« Tu te souviens du premier jour ? » « Oui, je m'en souviens. » La question, posée un soir en passant devant les vignes, ouvre un souvenir resté intact depuis plus de trente ans.
Ce jour-là, il n'y avait rien. Un pré, une vieille maison, et de l'autre côté du chemin, une grange à moitié en ruine qui servait autrefois d'étable et de fenil. Pas une vigne en vue. On était à la mi-janvier, et un brouillard épais — de ceux qui effacent la route — recouvrait toute la colline. En chemin, à un feu rouge, une voiture a failli percuter la sienne. « Je me suis dit : quoi qu'il arrive, je rentre chez moi avec cette vigne, même si le monde s'écroule. »
Arrivé sur place, la discussion s'engage avec les anciens propriétaires — la fille de la famille et son mari — autour du prix. Les hésitations durent un moment. « J'en ai eu assez d'attendre, j'ai sorti mon chéquier et j'ai fait le chèque. » Le montant fixé, un ultimatum lancé sans détour : si l'acompte n'était pas accepté tout de suite, il irait voir un autre vendeur, bien connu de lui, et l'affaire s'arrêterait là. C'était en 1992.
Le lendemain, le vendeur revient sur sa décision. Le chèque est accepté, les versements s'échelonnent jusqu'au notaire — sans avocat, sans expert-comptable, une poignée de main et des signatures. « Aujourd'hui, j'en ai un, un comptable — mais à l'époque, on s'en passait très bien. »
Cette première acquisition en appelle d'autres : en 1995, l'achat des Mosconi avec un ami ; en 1998, celui des Gabutti ; puis, au fil des années, quelques parcelles plus modestes qui viennent arrondir le domaine.

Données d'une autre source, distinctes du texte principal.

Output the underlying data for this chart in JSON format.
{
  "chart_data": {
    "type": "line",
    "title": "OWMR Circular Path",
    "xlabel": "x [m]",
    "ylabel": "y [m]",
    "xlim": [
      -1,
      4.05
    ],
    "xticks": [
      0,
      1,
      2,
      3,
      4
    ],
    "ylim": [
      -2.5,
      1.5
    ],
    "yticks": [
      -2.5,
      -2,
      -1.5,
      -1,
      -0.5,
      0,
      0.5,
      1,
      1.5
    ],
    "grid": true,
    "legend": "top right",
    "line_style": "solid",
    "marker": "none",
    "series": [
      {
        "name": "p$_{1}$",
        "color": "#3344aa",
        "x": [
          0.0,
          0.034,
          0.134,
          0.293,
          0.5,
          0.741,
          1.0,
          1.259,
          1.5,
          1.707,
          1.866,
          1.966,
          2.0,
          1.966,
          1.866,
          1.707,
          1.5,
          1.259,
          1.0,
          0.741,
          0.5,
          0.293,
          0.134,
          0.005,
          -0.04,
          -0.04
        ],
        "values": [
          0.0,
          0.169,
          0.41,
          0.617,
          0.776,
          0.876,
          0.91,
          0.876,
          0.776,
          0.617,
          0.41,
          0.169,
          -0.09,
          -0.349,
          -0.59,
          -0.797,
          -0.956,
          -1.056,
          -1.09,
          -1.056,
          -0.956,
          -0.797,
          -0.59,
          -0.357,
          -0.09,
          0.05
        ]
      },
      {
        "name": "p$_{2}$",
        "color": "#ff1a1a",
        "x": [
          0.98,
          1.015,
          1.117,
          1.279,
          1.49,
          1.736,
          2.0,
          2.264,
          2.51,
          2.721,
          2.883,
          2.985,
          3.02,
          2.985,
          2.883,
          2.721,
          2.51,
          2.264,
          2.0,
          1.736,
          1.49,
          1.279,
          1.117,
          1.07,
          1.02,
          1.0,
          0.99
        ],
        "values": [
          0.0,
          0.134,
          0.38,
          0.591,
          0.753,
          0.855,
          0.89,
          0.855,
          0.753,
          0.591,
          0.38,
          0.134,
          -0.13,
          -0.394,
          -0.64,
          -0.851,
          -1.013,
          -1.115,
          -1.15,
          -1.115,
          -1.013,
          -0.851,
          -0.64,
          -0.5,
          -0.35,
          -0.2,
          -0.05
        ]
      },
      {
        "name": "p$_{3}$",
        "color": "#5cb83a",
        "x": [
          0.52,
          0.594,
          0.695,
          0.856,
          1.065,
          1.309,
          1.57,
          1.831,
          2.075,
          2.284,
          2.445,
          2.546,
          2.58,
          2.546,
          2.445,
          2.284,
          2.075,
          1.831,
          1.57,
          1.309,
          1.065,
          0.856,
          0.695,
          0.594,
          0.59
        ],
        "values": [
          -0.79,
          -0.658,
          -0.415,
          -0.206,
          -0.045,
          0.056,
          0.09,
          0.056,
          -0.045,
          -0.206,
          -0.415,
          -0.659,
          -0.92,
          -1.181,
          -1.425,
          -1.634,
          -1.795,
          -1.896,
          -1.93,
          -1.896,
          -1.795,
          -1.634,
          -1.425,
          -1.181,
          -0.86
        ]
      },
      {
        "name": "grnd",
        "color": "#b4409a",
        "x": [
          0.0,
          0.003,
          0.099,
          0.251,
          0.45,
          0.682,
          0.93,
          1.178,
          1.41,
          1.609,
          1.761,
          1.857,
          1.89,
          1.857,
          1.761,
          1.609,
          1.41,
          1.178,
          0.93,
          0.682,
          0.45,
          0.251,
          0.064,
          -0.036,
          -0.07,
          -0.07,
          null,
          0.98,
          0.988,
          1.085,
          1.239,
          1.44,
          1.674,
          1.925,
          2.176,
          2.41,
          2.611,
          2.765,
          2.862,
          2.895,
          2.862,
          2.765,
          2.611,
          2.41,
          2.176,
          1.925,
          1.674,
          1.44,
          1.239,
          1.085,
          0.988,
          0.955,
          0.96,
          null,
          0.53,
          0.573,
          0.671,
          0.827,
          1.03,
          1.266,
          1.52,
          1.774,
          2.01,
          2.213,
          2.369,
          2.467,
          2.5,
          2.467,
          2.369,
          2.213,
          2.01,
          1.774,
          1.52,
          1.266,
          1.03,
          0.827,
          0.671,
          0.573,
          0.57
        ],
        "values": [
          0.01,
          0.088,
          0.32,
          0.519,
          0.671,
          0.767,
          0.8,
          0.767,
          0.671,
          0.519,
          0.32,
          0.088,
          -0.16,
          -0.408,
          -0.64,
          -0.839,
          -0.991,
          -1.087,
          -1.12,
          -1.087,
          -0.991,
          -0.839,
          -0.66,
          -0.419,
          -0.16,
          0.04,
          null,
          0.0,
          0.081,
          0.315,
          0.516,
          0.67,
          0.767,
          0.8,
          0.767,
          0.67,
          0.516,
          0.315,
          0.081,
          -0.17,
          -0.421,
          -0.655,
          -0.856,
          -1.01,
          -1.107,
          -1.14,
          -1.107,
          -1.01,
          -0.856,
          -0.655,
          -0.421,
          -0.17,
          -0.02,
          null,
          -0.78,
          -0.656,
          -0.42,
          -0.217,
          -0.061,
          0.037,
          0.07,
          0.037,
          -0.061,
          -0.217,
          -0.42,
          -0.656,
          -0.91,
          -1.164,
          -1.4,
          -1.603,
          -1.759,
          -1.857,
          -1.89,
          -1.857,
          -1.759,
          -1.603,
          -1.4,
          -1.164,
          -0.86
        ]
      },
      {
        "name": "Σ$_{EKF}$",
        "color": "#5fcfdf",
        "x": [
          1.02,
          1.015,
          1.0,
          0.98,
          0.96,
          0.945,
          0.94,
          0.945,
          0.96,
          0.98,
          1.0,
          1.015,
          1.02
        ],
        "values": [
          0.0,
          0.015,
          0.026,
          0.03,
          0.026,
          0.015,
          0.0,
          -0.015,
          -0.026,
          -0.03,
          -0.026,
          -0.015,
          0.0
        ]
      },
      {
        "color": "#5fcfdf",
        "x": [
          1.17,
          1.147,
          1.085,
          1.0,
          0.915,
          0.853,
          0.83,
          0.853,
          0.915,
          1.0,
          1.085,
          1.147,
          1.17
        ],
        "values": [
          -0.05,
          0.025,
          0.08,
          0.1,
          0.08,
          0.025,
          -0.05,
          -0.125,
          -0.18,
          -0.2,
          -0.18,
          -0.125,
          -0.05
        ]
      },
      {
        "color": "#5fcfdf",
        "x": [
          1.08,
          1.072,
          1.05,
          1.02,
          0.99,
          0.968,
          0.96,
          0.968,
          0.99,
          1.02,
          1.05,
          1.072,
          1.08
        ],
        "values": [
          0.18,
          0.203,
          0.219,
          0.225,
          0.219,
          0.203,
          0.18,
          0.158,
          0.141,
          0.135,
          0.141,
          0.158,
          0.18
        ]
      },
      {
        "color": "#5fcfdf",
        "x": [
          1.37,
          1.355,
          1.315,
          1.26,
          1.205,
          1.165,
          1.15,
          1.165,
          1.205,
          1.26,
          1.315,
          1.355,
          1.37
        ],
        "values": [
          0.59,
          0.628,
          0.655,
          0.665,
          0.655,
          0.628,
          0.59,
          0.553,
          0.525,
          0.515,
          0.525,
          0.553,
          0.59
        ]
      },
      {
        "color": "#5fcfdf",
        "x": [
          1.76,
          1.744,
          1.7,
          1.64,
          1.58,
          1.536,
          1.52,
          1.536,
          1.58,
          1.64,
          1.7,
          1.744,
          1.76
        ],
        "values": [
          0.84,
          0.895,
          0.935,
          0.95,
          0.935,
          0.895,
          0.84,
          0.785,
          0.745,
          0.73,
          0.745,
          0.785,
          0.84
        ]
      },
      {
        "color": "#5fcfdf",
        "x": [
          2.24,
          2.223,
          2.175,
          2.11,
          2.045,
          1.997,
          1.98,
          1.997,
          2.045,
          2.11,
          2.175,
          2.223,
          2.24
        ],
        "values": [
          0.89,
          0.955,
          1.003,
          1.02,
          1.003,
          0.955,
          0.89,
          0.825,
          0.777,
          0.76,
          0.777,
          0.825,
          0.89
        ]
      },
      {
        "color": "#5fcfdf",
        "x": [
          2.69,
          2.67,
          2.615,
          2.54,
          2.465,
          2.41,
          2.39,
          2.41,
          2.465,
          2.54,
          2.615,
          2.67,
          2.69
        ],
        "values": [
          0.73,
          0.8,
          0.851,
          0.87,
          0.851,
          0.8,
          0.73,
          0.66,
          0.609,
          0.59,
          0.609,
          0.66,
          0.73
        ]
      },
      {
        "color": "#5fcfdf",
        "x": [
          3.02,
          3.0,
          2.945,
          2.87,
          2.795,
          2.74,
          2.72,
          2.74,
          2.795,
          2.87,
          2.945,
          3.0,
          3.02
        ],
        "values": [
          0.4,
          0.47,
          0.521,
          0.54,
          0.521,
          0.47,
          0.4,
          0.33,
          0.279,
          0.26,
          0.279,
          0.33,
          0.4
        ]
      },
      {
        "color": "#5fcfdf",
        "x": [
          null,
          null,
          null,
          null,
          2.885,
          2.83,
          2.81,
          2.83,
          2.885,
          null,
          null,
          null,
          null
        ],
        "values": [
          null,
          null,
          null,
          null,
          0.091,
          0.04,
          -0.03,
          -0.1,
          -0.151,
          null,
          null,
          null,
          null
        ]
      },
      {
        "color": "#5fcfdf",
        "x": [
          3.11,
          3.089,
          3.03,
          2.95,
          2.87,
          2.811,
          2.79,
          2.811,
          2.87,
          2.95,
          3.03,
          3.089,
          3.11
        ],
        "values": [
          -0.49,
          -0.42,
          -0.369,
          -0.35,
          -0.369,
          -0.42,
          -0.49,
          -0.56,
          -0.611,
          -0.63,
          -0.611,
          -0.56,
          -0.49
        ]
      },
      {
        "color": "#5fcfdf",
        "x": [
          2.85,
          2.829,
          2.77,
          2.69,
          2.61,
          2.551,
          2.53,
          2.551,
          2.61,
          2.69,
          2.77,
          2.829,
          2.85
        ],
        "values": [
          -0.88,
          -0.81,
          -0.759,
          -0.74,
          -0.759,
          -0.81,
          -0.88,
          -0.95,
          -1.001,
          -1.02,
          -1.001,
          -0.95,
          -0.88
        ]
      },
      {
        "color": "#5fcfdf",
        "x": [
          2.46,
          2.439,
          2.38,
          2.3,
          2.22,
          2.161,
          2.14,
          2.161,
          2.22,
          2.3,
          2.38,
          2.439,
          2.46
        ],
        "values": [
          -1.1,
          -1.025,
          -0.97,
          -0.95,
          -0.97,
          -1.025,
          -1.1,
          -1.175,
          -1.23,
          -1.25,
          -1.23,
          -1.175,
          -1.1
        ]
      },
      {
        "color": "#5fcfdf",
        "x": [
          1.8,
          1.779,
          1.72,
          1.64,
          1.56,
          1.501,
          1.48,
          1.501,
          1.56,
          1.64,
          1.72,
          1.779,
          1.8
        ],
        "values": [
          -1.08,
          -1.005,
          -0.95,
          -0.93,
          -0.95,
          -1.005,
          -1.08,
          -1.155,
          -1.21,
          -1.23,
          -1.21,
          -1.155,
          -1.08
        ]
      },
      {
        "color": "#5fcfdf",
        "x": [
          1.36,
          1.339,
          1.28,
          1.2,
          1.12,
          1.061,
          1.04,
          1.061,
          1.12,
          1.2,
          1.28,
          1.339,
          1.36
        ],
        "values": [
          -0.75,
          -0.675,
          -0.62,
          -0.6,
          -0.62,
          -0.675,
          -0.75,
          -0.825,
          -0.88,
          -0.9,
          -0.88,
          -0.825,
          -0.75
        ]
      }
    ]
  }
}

Mais les grandes étapes, les fondatrices, ce sont bien celles-là.
Vendre ? Jamais. « Je ne vends pas pour vendre. Si je vends un jour, c'est pour racheter une parcelle plus grande, qui me plaît davantage. Sinon, je ne vends pas — je n'aime pas ça. » Les ambitions, elles, sont toujours là. Le reste — le caviar, la Ferrari — ne l'intéresse pas. Une assiette de pâtes aux haricots lui suffit très bien ; il roule en camionnette, et cela lui va parfaitement.
« Je dois faire ce que j'ai envie de faire, depuis toujours. Tant que c'est possible. » Voilà, pour lui, à quoi ressemble le paradis.